How Flink's Exactly-Once Semantics Actually Work

A deep dive into Flink's checkpointing mechanism and how it guarantees exactly-once processing even when jobs fail and restart.

Apache Flink

The Problem with Streaming

In a streaming system, failures are not exceptions — they are the norm. A job restarts, a network blips, a downstream sink times out. The question is: what happens to the data in flight?

There are three possible guarantees:

  • At-most-once — data may be lost, never duplicated
  • At-least-once — data may be duplicated, never lost
  • Exactly-once — data is processed precisely once, even across failures

Flink provides exactly-once end-to-end, which is surprisingly hard to achieve in a distributed system.

Chandy-Lamport Snapshots

Flink’s checkpointing is based on the Chandy-Lamport algorithm for distributed snapshots.
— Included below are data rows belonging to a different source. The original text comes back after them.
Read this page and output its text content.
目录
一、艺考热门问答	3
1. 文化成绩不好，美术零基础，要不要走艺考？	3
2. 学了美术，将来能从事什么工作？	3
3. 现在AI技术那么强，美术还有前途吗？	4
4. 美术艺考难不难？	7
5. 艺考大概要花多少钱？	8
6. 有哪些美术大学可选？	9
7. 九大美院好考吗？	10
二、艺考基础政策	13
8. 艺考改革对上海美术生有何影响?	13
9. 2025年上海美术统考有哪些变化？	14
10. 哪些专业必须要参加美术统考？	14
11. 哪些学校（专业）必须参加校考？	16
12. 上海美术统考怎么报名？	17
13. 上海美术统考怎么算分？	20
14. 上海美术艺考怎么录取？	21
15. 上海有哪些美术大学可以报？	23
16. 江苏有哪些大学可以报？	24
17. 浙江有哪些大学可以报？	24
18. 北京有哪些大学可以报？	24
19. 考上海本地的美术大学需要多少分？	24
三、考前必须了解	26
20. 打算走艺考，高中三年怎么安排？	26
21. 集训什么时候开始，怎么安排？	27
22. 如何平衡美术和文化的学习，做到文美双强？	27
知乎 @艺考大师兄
The key insight: you don’t need to stop the world to take a consistent snapshot. You just need to inject a marker (a “barrier”) into the data stream.

Source → [data] [data] [BARRIER-42] [data] [data] →

When an operator receives a barrier:

  1. It finishes processing all data that arrived before the barrier
  2. It snapshots its own state to durable storage (S3, HDFS, etc.)
  3. It forwards the barrier downstream

When all operators have processed barrier 42, checkpoint 42 is complete. Flink now knows: “if I restart from this checkpoint, I can replay from Kafka offset X and the world will be consistent.”
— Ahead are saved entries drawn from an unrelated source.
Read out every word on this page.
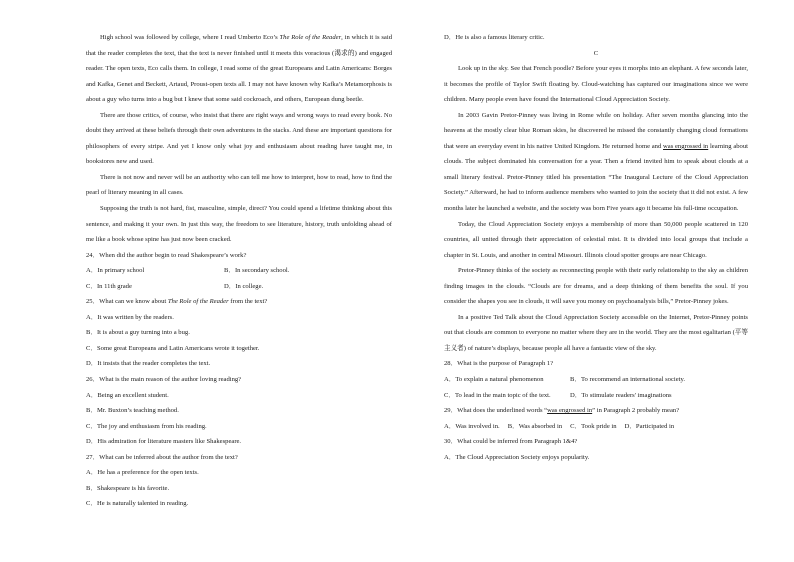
High school was followed by college, where I read Umberto Eco’s The Role of the Reader, in which it is said that the reader completes the text, that the text is never finished until it meets this voracious (渴求的) and engaged reader. The open texts, Eco calls them. In college, I read some of the great Europeans and Latin Americans: Borges and Kafka, Genet and Beckett, Artaud, Proust-open texts all. I may not have known why Kafka’s Metamorphosis is about a guy who turns into a bug but I knew that some said cockroach, and others, European dung beetle.

There are those critics, of course, who insist that there are right ways and wrong ways to read every book. No doubt they arrived at these beliefs through their own adventures in the stacks. And these are important questions for philosophers of every stripe. And yet I know only what joy and enthusiasm about reading have taught me, in bookstores new and used.

There is not now and never will be an authority who can tell me how to interpret, how to read, how to find the pearl of literary meaning in all cases.

Supposing the truth is not hard, fist, masculine, simple, direct? You could spend a lifetime thinking about this sentence, and making it your own. In just this way, the freedom to see literature, history, truth unfolding ahead of me like a book whose spine has just now been cracked.

24．When did the author begin to read Shakespeare’s work?

A．In primary school	B．In secondary school.
C．In 11th grade	D．In college.

25．What can we know about The Role of the Reader from the text?

A．It was written by the readers.

B．It is about a guy turning into a bug.

C．Some great Europeans and Latin Americans wrote it together.

D．It insists that the reader completes the text.

26．What is the main reason of the author loving reading?

A．Being an excellent student.

B．Mr. Buxton’s teaching method.

C．The joy and enthusiasm from his reading.

D．His admiration for literature masters like Shakespeare.

27．What can be inferred about the author from the text?

A．He has a preference for the open texts.

B．Shakespeare is his favorite.

C．He is naturally talented in reading.

D．He is also a famous literary critic.

C

Look up in the sky. See that French poodle? Before your eyes it morphs into an elephant. A few seconds later, it becomes the profile of Taylor Swift floating by. Cloud-watching has captured our imaginations since we were children. Many people even have found the International Cloud Appreciation Society.

In 2003 Gavin Pretor-Pinney was living in Rome while on holiday. After seven months glancing into the heavens at the mostly clear blue Roman skies, he discovered he missed the constantly changing cloud formations that were an everyday event in his native United Kingdom. He returned home and was engrossed in learning about clouds. The subject dominated his conversation for a year. Then a friend invited him to speak about clouds at a small literary festival. Pretor-Pinney titled his presentation “The Inaugural Lecture of the Cloud Appreciation Society.” Afterward, he had to inform audience members who wanted to join the society that it did not exist. A few months later he launched a website, and the society was born Five years ago it became his full-time occupation.

Today, the Cloud Appreciation Society enjoys a membership of more than 50,000 people scattered in 120 countries, all united through their appreciation of celestial mist. It is divided into local groups that include a chapter in St. Louis, and another in central Missouri. Illinois cloud spotter groups are near Chicago.

Pretor-Pinney thinks of the society as reconnecting people with their early relationship to the sky as children finding images in the clouds. “Clouds are for dreams, and a deep thinking of them benefits the soul. If you consider the shapes you see in clouds, it will save you money on psychoanalysis bills,” Pretor-Pinney jokes.

In a positive Ted Talk about the Cloud Appreciation Society accessible on the Internet, Pretor-Pinney points out that clouds are common to everyone no matter where they are in the world. They are the most egalitarian (平等主义者) of nature’s displays, because people all have a fantastic view of the sky.

28．What is the purpose of Paragraph 1?

A．To explain a natural phenomenon	B．To recommend an international society.
C．To lead in the main topic of the text.	D．To stimulate readers' imaginations

29．What does the underlined words “was engrossed in” in Paragraph 2 probably mean?

A．Was involved in. B．Was absorbed in C．Took pride in D．Participated in

30．What could be inferred from Paragraph 1&4?

A．The Cloud Appreciation Society enjoys popularity.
Two-Phase Commit for Sinks

Exactly-once at the source is not enough — you also need the sink to not write duplicates on restart. Flink handles this with a two-phase commit protocol for transactional sinks.

For a Kafka sink:

  1. Pre-commit — on checkpoint, open a Kafka transaction and buffer records
  2. Commit — when checkpoint completes successfully, commit the Kafka transaction
  3. Abort — if the job fails before commit, the transaction is rolled back
# Flink's KafkaSink uses exactly-once by default
sink = KafkaSink.builder() \
    .set_bootstrap_servers("kafka:9092") \
    .set_record_serializer(...) \
    .set_delivery_guarantee(DeliveryGuarantee.EXACTLY_ONCE) \
    .build()

The Trade-off

Exactly-once isn’t free. Checkpointing adds latency (you wait for state to flush to storage), and two-phase commit holds Kafka transactions open between checkpoints, which can cause consumer lag to appear inflated.
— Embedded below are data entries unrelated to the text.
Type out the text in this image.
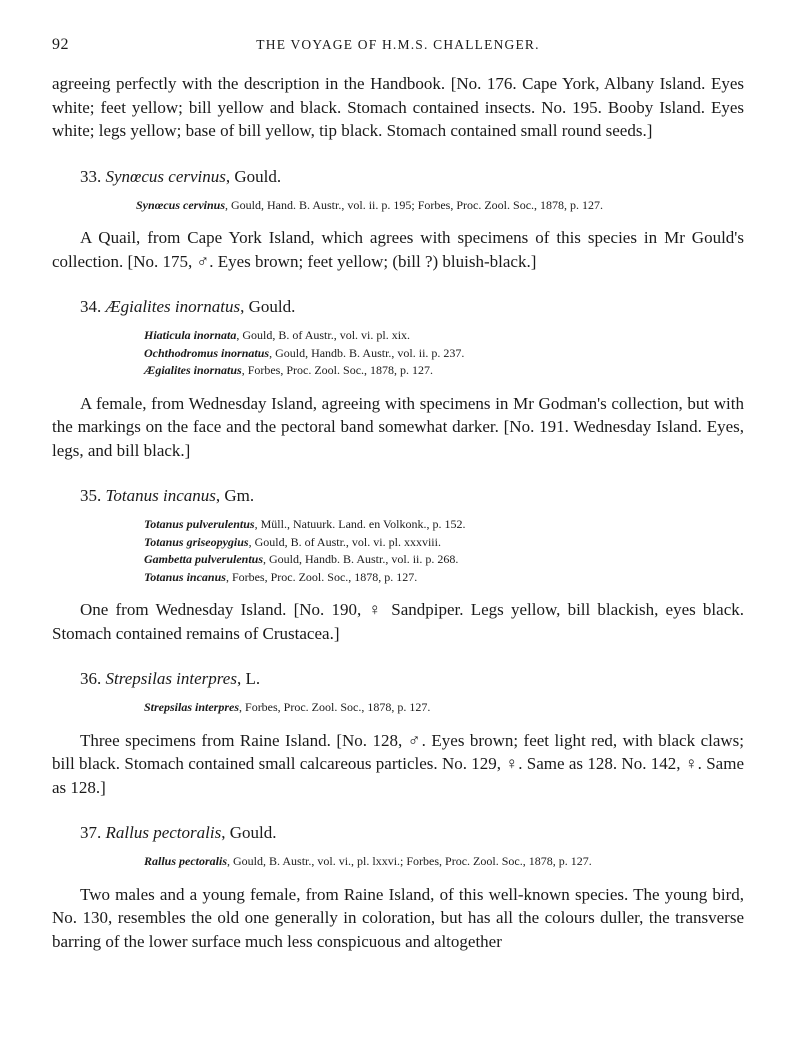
92	THE VOYAGE OF H.M.S. CHALLENGER.

agreeing perfectly with the description in the Handbook. [No. 176. Cape York, Albany Island. Eyes white; feet yellow; bill yellow and black. Stomach contained insects. No. 195. Booby Island. Eyes white; legs yellow; base of bill yellow, tip black. Stomach contained small round seeds.]

33. Synœcus cervinus, Gould.
Synœcus cervinus, Gould, Hand. B. Austr., vol. ii. p. 195; Forbes, Proc. Zool. Soc., 1878, p. 127.

A Quail, from Cape York Island, which agrees with specimens of this species in Mr Gould's collection. [No. 175, ♂. Eyes brown; feet yellow; (bill ?) bluish-black.]

34. Ægialites inornatus, Gould.
Hiaticula inornata, Gould, B. of Austr., vol. vi. pl. xix.
Ochthodromus inornatus, Gould, Handb. B. Austr., vol. ii. p. 237.
Ægialites inornatus, Forbes, Proc. Zool. Soc., 1878, p. 127.

A female, from Wednesday Island, agreeing with specimens in Mr Godman's collection, but with the markings on the face and the pectoral band somewhat darker. [No. 191. Wednesday Island. Eyes, legs, and bill black.]

35. Totanus incanus, Gm.
Totanus pulverulentus, Müll., Natuurk. Land. en Volkonk., p. 152.
Totanus griseopygius, Gould, B. of Austr., vol. vi. pl. xxxviii.
Gambetta pulverulentus, Gould, Handb. B. Austr., vol. ii. p. 268.
Totanus incanus, Forbes, Proc. Zool. Soc., 1878, p. 127.

One from Wednesday Island. [No. 190, ♀ Sandpiper. Legs yellow, bill blackish, eyes black. Stomach contained remains of Crustacea.]

36. Strepsilas interpres, L.
Strepsilas interpres, Forbes, Proc. Zool. Soc., 1878, p. 127.

Three specimens from Raine Island. [No. 128, ♂. Eyes brown; feet light red, with black claws; bill black. Stomach contained small calcareous particles. No. 129, ♀. Same as 128. No. 142, ♀. Same as 128.]

37. Rallus pectoralis, Gould.
Rallus pectoralis, Gould, B. Austr., vol. vi., pl. lxxvi.; Forbes, Proc. Zool. Soc., 1878, p. 127.

Two males and a young female, from Raine Island, of this well-known species. The young bird, No. 130, resembles the old one generally in coloration, but has all the colours duller, the transverse barring of the lower surface much less conspicuous and altogether
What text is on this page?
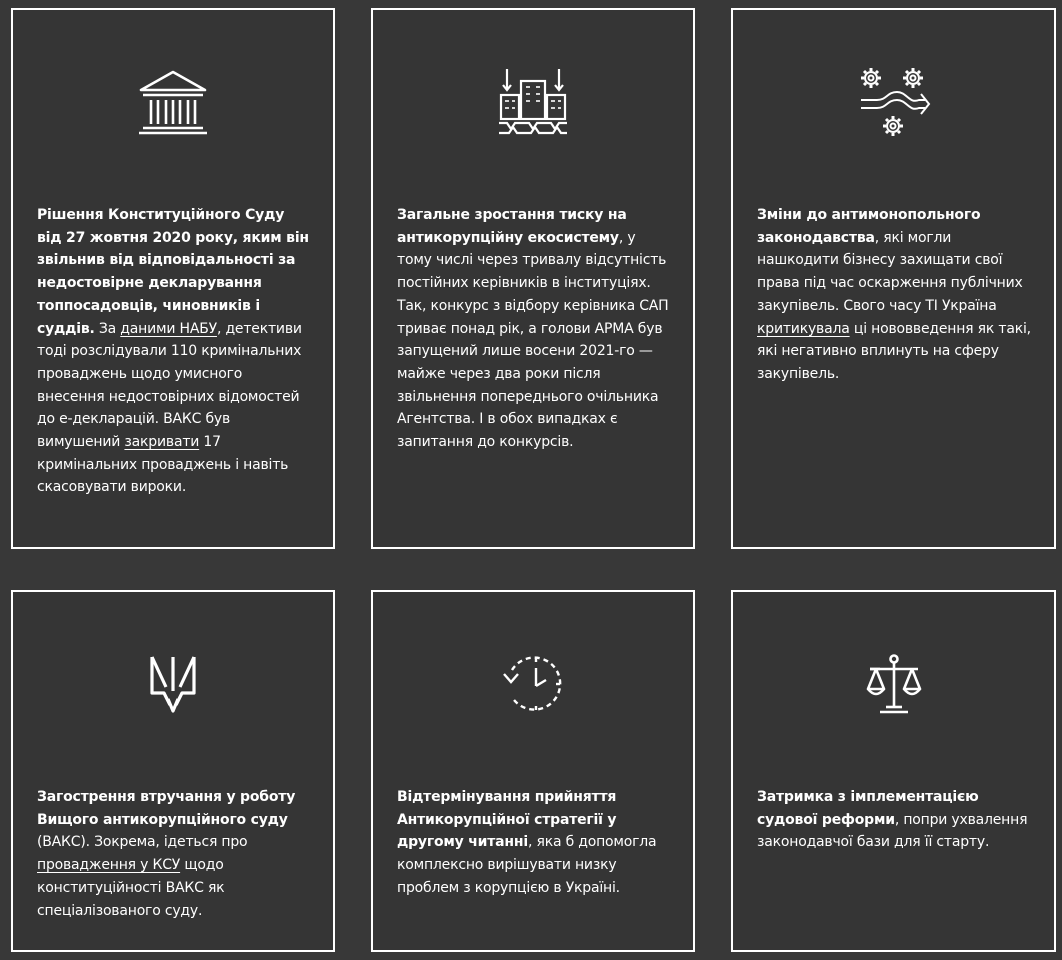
Рішення Конституційного Суду від 27 жовтня 2020 року, яким він звільнив від відповідальності за недостовірне декларування топпосадовців, чиновників і суддів. За даними НАБУ, детективи тоді розслідували 110 кримінальних проваджень щодо умисного внесення недостовірних відомостей до е-декларацій. ВАКС був вимушений закривати 17 кримінальних проваджень і навіть скасовувати вироки.
Загальне зростання тиску на антикорупційну екосистему, у тому числі через тривалу відсутність постійних керівників в інституціях. Так, конкурс з відбору керівника САП триває понад рік, а голови АРМА був запущений лише восени 2021-го — майже через два роки після звільнення попереднього очільника Агентства. І в обох випадках є запитання до конкурсів.
Зміни до антимонопольного законодавства, які могли нашкодити бізнесу захищати свої права під час оскарження публічних закупівель. Свого часу ТІ Україна критикувала ці нововведення як такі, які негативно вплинуть на сферу закупівель.
Загострення втручання у роботу Вищого антикорупційного суду (ВАКС). Зокрема, ідеться про провадження у КСУ щодо конституційності ВАКС як спеціалізованого суду.
Відтермінування прийняття Антикорупційної стратегії у другому читанні, яка б допомогла комплексно вирішувати низку проблем з корупцією в Україні.
Затримка з імплементацією судової реформи, попри ухвалення законодавчої бази для її старту.
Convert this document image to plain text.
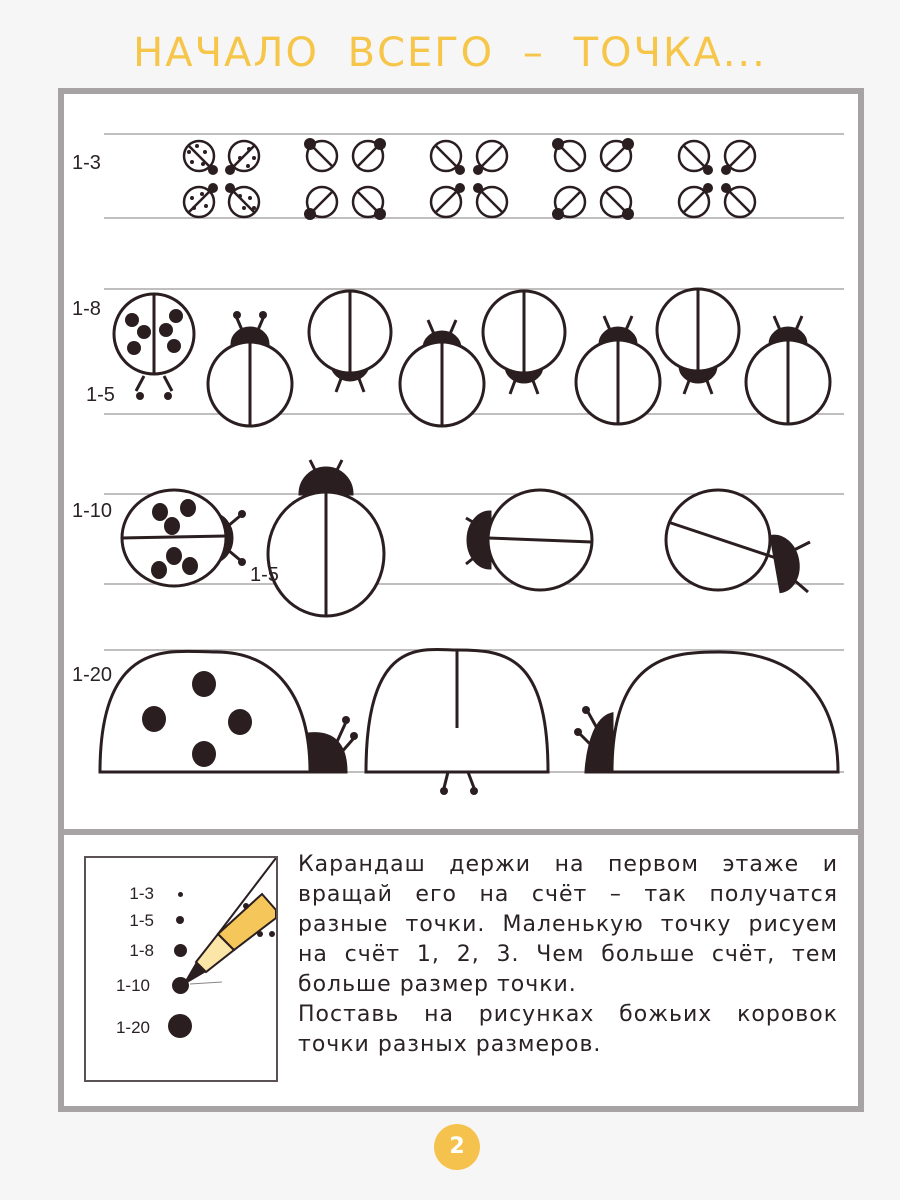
НАЧАЛО ВСЕГО – ТОЧКА...
1-3
1-8
1-5
1-10
1-5
1-20
1-3
1-5
1-8
1-10
1-20

Карандаш держи на первом этаже и вращай его на счёт – так получатся разные точки. Маленькую точку рисуем на счёт 1, 2, 3. Чем больше счёт, тем больше размер точки.

Поставь на рисунках божьих коровок точки разных размеров.

2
For most use cases, a checkpoint interval of 1–5 minutes is a reasonable balance between recovery granularity and overhead.

Conclusion

Flink’s exactly-once guarantee is elegant: instead of coordinating a global snapshot, it injects lightweight barriers into the stream and lets each operator checkpoint asynchronously. The result is a system that recovers cleanly from failures without double-counting or data loss — which is exactly what you need when your data drives financial reports or user-facing metrics.